Stage 3: Know which pages underperform
In stage 3, underperformance is not an indication of ranking but the low results of other parameters such as clicks or visitor impressions. With these results, it is possible to determine which pages perform well, which perform in a mediocre manner and which do not perform at all. Good analytics tools also give you insight into the interests your visitors have but require more than basic analytics knowledge. Poorly performing pages need a serious prune before being tested once again to rate their new level of performance.
Stage 4: Remove excess pages from the crawl process
When you have identified those pages that no longer offer added value to your website it is time to prune them away. Often pages need to remain – think of lists and catalogues – but do not contain content that satisfies SEO aims. When removing crawlable content, your goal is to prevent Google from crawling these pages now and in the future. The effects of limiting Google crawls to the pages you know will increase your rankings are positive, immediate and drastic. Reducing crawl times means rankings improve even before any content pruning has even taken place. There are two ways to prevent Google from crawling unnecessary pages:
1. Implementing the robots.txt file (also known as the robots exclusion protocol or standard) to make it clear to Google that this part of the website no longer needs to be crawled
2. Implementing the noindex tag in the metarobots tag to tell the crawler not to index that particular page. Google will continue to crawl any pages linked to that page.
Final Word
Keeping it short, to the point and simple is a proven content mantra that positively affects Google search ranking results. Content pruning must be an ongoing maintenance task that renders a dependable, reliable and to the point website knowledge base.

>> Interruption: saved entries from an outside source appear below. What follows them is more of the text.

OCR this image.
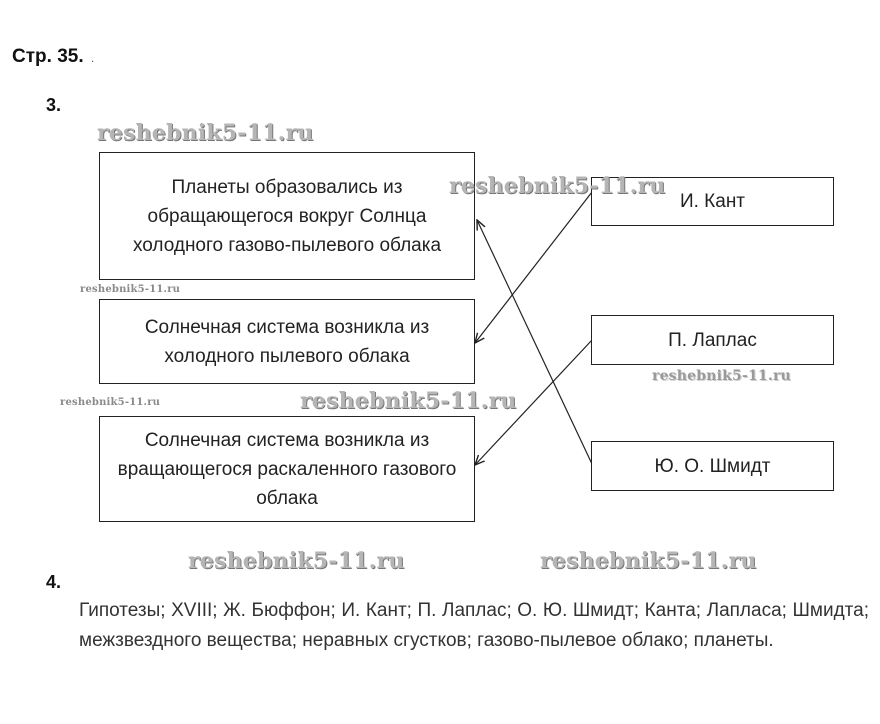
Стр. 35. .
3.
Планеты образовались из обращающегося вокруг Солнца холодного газово-пылевого облака
Солнечная система возникла из холодного пылевого облака
Солнечная система возникла из вращающегося раскаленного газового облака
И. Кант
П. Лаплас
Ю. О. Шмидт
reshebnik5-11.ru
reshebnik5-11.ru
reshebnik5-11.ru
reshebnik5-11.ru	reshebnik5-11.ru
reshebnik5-11.ru
reshebnik5-11.ru	reshebnik5-11.ru
4.
Гипотезы; XVIII; Ж. Бюффон; И. Кант; П. Лаплас; О. Ю. Шмидт; Канта; Лапласа; Шмидта; межзвездного вещества; неравных сгустков; газово-пылевое облако; планеты.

Just like trees, websites grow. A new product, the latest blog, backlinks, new office locations, new service areas … the potential to produce an unkempt, slow and badly functioning website is in us all. While website management services can take this additional task from our hands, the opportunity to constantly review the company site often puts us in a position to submit every page through a strict pruning process, once again allowing the light to filter in and highlight exactly what it is we want our visitors to experience.
Through regular pruning of old content and careful consideration of the new, your website becomes an ever more pleasant experience for every target user. You slowly gain a reputation for credibility, authority and a name synonymous with careful attention to detail and keep in touch with your digital persona. Pruning can be a painful process – removing content that has been expensive to produce but does not create the effect we require sometimes requires a reluctant stroke of an axe. Start to sharpen it and be as harsh as you need. Every tree, no matter how perfect or healthy it seems, will benefit from a set of shears every now and again.